If your dataset contains mixed ordinal and nominal variables, how do you approach automated feature engineering?
You might build a pipeline that first identifies which columns are ordinal vs. nominal. For example, you can maintain a dictionary that maps each ordinal column to its ranking, or you can rely on domain knowledge or metadata that flags columns as ordinal. Then, you apply a custom transformer that encodes ordinal columns numerically in an order-preserving way, while applying one-hot (or another suitable method) to nominal columns.

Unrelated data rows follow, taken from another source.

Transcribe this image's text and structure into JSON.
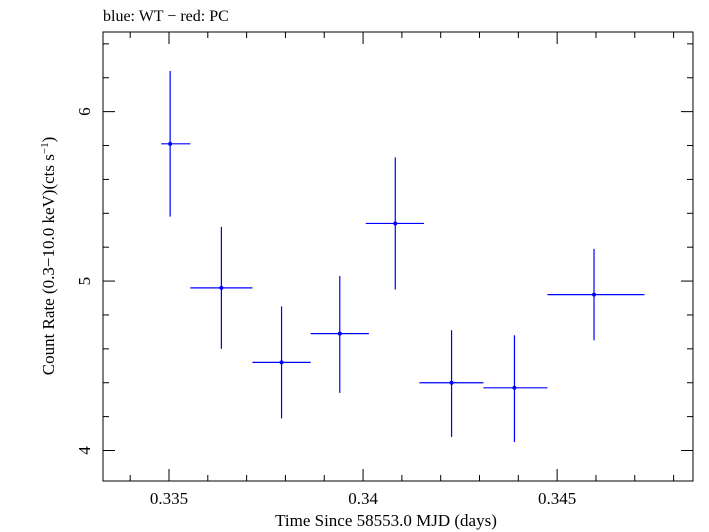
{
  "chart_data": {
    "type": "scatter",
    "title": "blue: WT − red: PC",
    "xlabel": "Time Since 58553.0 MJD (days)",
    "ylabel_main": "Count Rate (0.3−10.0 keV)(cts s",
    "ylabel_sup": "−1",
    "ylabel_end": ")",
    "xlim": [
      0.3333,
      0.3485
    ],
    "ylim": [
      3.82,
      6.47
    ],
    "xticks": [
      {
        "value": 0.335,
        "label": "0.335"
      },
      {
        "value": 0.34,
        "label": "0.34"
      },
      {
        "value": 0.345,
        "label": "0.345"
      }
    ],
    "yticks": [
      {
        "value": 4,
        "label": "4"
      },
      {
        "value": 5,
        "label": "5"
      },
      {
        "value": 6,
        "label": "6"
      }
    ],
    "grid": false,
    "series": [
      {
        "color": "#0000ff",
        "points": [
          {
            "x": 0.33503,
            "y": 5.81,
            "xerr": [
              0.3348,
              0.33555
            ],
            "yerr": [
              5.38,
              6.24
            ]
          },
          {
            "x": 0.33635,
            "y": 4.96,
            "xerr": [
              0.33555,
              0.33715
            ],
            "yerr": [
              4.6,
              5.32
            ]
          },
          {
            "x": 0.3379,
            "y": 4.52,
            "xerr": [
              0.33715,
              0.33865
            ],
            "yerr": [
              4.19,
              4.85
            ]
          },
          {
            "x": 0.3394,
            "y": 4.69,
            "xerr": [
              0.33865,
              0.34015
            ],
            "yerr": [
              4.34,
              5.03
            ]
          },
          {
            "x": 0.34083,
            "y": 5.34,
            "xerr": [
              0.34007,
              0.34157
            ],
            "yerr": [
              4.95,
              5.73
            ]
          },
          {
            "x": 0.34228,
            "y": 4.4,
            "xerr": [
              0.34145,
              0.3431
            ],
            "yerr": [
              4.08,
              4.71
            ]
          },
          {
            "x": 0.3439,
            "y": 4.37,
            "xerr": [
              0.3431,
              0.34475
            ],
            "yerr": [
              4.05,
              4.68
            ]
          },
          {
            "x": 0.34595,
            "y": 4.92,
            "xerr": [
              0.34475,
              0.34725
            ],
            "yerr": [
              4.65,
              5.19
            ]
          }
        ]
      }
    ]
  }
}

An important consideration is whether to do feature generation (e.g., polynomial features) differently for ordinal vs. nominal data. For ordinal data, polynomial expansions might preserve meaningful interactions, while for nominal data, you might create interaction terms between categories. This can explode in dimensionality if handled naively. Automated feature engineering tools like featuretools can do this, but it’s crucial to apply domain logic so you don’t end up with an intractable feature set.
How do you prevent data leakage when encoding nominal variables using target encoding?
Data leakage can occur if you encode each category’s mean target (or other statistics) using the entire dataset, including the record you’re trying to predict. This artificially inflates performance because it includes information from the test record in the encoding.
A standard way to prevent this is to use out-of-fold strategies:
Split your training data into folds.
For each fold, compute the target statistics using only data from the other folds.
Replace the categories in the held-out fold with these statistics.
Combine the folds afterward.
Adding random noise or smoothing the target values is also common to reduce variance and avoid overfitting. Even after these precautions, you should carefully cross-validate to confirm you haven’t inadvertently leaked target data.